The 12th Zhejiang Provincial Collegiate Programming Contest

上面的是现场过题的情况.

这个是同步赛过题的情况. 水题偏多, 基本上每题都有人过, 虽然现场F题没有人过. E题原本是作为压轴的智商题的, 过的人还是有不少的.

Problem A Ace of Aces

给出$n$个数, 找出出现次数最多的那个数.

数据规模: $1 \le n, a_i \le 1000$

应该没有人不会做.

#include <bits/stdc++.h>
using namespace std;

int main() {
  int T; scanf("%d", &T);
  for (int _ = 0; _ < T; ++ _) {
    vector<int> cnt(1001, 0);
    int n; scanf("%d", &n);
    for (int i = 0; i < n; ++ i) {
      int x; scanf("%d", &x); cnt[x] ++;
    }
    int ret = max_element(cnt.begin(), cnt.end()) - cnt.begin();
    for (int i = 0; i <= 1000; ++ i) {
      if (cnt[i] == cnt[ret] && ret != i) {
        ret = -1; break;
      }
    }
    if (ret == -1) puts("Nobody");
    else printf("%d\n", ret);
  }
  return 0;
}

Problem B Team Formation

给出$n$个数$a_1,a_2,\dots,a_n$, 问有多少对$(i,j)$满足$a_i \oplus a_j > \max\{a_i,a_j\}$.

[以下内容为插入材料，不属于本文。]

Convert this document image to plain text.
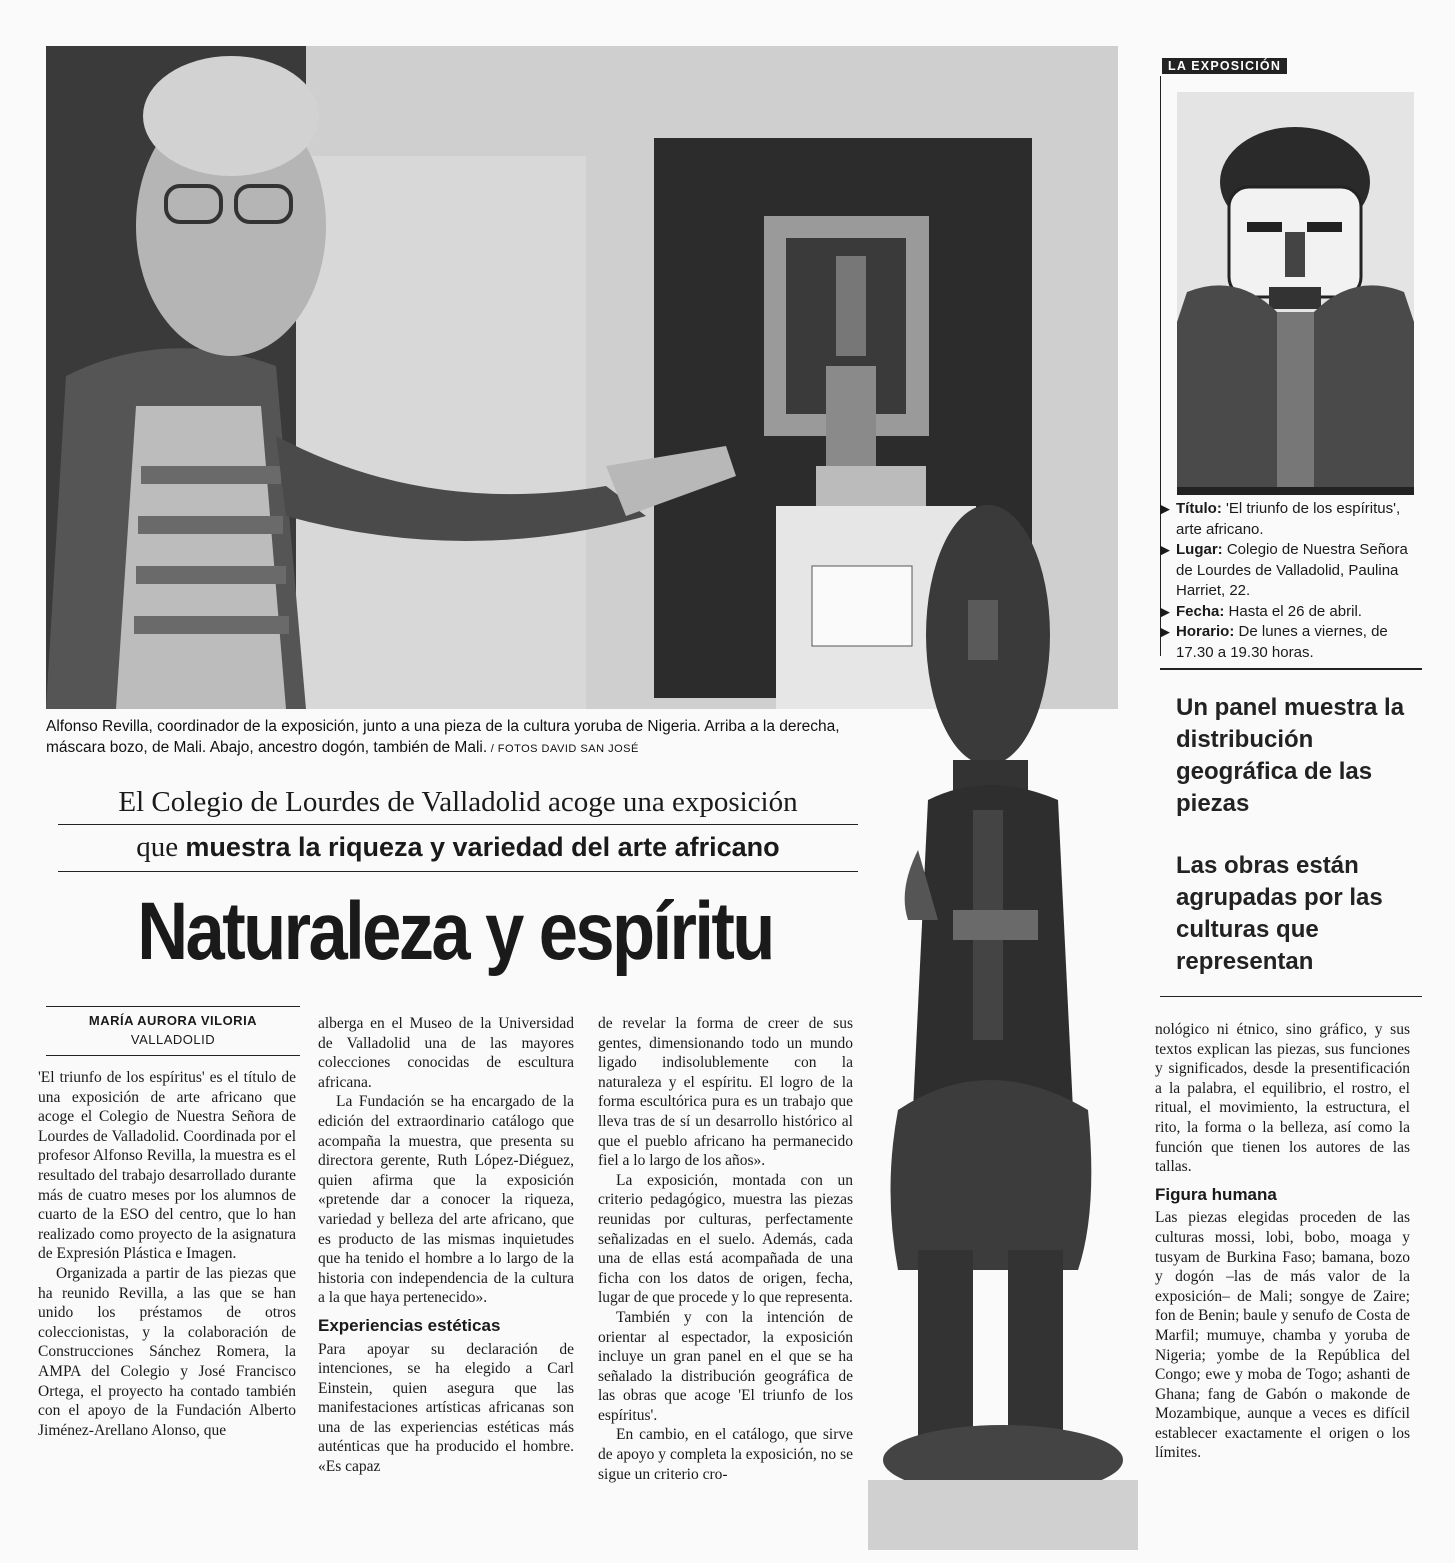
Alfonso Revilla, coordinador de la exposición, junto a una pieza de la cultura yoruba de Nigeria. Arriba a la derecha, máscara bozo, de Mali. Abajo, ancestro dogón, también de Mali. / FOTOS DAVID SAN JOSÉ
El Colegio de Lourdes de Valladolid acoge una exposición
que muestra la riqueza y variedad del arte africano
Naturaleza y espíritu
MARÍA AURORA VILORIA
VALLADOLID

'El triunfo de los espíritus' es el título de una exposición de arte africano que acoge el Colegio de Nuestra Señora de Lourdes de Valladolid. Coordinada por el profesor Alfonso Revilla, la muestra es el resultado del trabajo desarrollado durante más de cuatro meses por los alumnos de cuarto de la ESO del centro, que lo han realizado como proyecto de la asignatura de Expresión Plástica e Imagen.

Organizada a partir de las piezas que ha reunido Revilla, a las que se han unido los préstamos de otros coleccionistas, y la colaboración de Construcciones Sánchez Romera, la AMPA del Colegio y José Francisco Ortega, el proyecto ha contado también con el apoyo de la Fundación Alberto Jiménez-Arellano Alonso, que

alberga en el Museo de la Universidad de Valladolid una de las mayores colecciones conocidas de escultura africana.

La Fundación se ha encargado de la edición del extraordinario catálogo que acompaña la muestra, que presenta su directora gerente, Ruth López-Diéguez, quien afirma que la exposición «pretende dar a conocer la riqueza, variedad y belleza del arte africano, que es producto de las mismas inquietudes que ha tenido el hombre a lo largo de la historia con independencia de la cultura a la que haya pertenecido».

Experiencias estéticas

Para apoyar su declaración de intenciones, se ha elegido a Carl Einstein, quien asegura que las manifestaciones artísticas africanas son una de las experiencias estéticas más auténticas que ha producido el hombre. «Es capaz

de revelar la forma de creer de sus gentes, dimensionando todo un mundo ligado indisolublemente con la naturaleza y el espíritu. El logro de la forma escultórica pura es un trabajo que lleva tras de sí un desarrollo histórico al que el pueblo africano ha permanecido fiel a lo largo de los años».

La exposición, montada con un criterio pedagógico, muestra las piezas reunidas por culturas, perfectamente señalizadas en el suelo. Además, cada una de ellas está acompañada de una ficha con los datos de origen, fecha, lugar de que procede y lo que representa.

También y con la intención de orientar al espectador, la exposición incluye un gran panel en el que se ha señalado la distribución geográfica de las obras que acoge 'El triunfo de los espíritus'.

En cambio, en el catálogo, que sirve de apoyo y completa la exposición, no se sigue un criterio cro-

LA EXPOSICIÓN
▶ Título: 'El triunfo de los espíritus', arte africano.
▶ Lugar: Colegio de Nuestra Señora de Lourdes de Valladolid, Paulina Harriet, 22.
▶ Fecha: Hasta el 26 de abril.
▶ Horario: De lunes a viernes, de 17.30 a 19.30 horas.
Un panel muestra la distribución geográfica de las piezas
Las obras están agrupadas por las culturas que representan

nológico ni étnico, sino gráfico, y sus textos explican las piezas, sus funciones y significados, desde la presentificación a la palabra, el equilibrio, el rostro, el ritual, el movimiento, la estructura, el rito, la forma o la belleza, así como la función que tienen los autores de las tallas.

Figura humana

Las piezas elegidas proceden de las culturas mossi, lobi, bobo, moaga y tusyam de Burkina Faso; bamana, bozo y dogón –las de más valor de la exposición– de Mali; songye de Zaire; fon de Benin; baule y senufo de Costa de Marfil; mumuye, chamba y yoruba de Nigeria; yombe de la República del Congo; ewe y moba de Togo; ashanti de Ghana; fang de Gabón o makonde de Mozambique, aunque a veces es difícil establecer exactamente el origen o los límites.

数据规模: $1 \le n \le 10^5, 1 \le a_i \le 10^9$

枚举第几位开始变大即可. 用trie树或者数组维护都可.

#include <bits/stdc++.h>
using namespace std;
typedef long long LL;
const int SZ = 4000000 + 10;
struct Node {
  Node *ch[2];
  int sz;
} pool[SZ], *rt, *null, *pt;

Node *newNode() {
  pt->ch[0] = pt->ch[1] = null;
  pt->sz = 0; return pt ++;
}
void ins(int x) {
  Node *p = rt; p->sz ++;
  for (int i = 31; i >= 0; -- i) {
    int o = (x >> i) & 1;
    if (p->ch[o] == null) p->ch[o] = newNode();
    p = p->ch[o]; p->sz ++;
  }
}
int cnt(int x) {
  Node *p = rt; int ret = 0;
  for (int i = 31; i >= 0; -- i) {
    int o = (x >> i) & 1;
    if (o == 0) ret += p->ch[1]->sz;
    p = p->ch[0];
  }
  return ret;
}

int A[SZ], N;

int main() {
  int T; scanf("%d", &T);
  for (int _ = 0; _ < T; ++ _) {
    pt = pool; null = newNode();
    null->ch[0] = null->ch[1] = null;
    rt = newNode();
    scanf("%d", &N); LL ret = 0;
    for (int i = 0; i < N; ++ i) scanf("%d", A + i);
    sort(A, A + N);
    for (int i = 0; i < N; ++ i) {
      ret += cnt(A[i]); ins(A[i]);
    }
    printf("%lld\n", ret);
  }
  return 0;
}

Problem C Convex Hull

给出$n$个点, 任意三点不共线. 求出所有可能凸包的面积和的两倍.

数据规模: $1 \le n \le 1000, |x_i|, |y_i| \le 10^9$

做过GCJ2015 Round 1A的应该都会做. 没做过的应该想想就可以搞出来.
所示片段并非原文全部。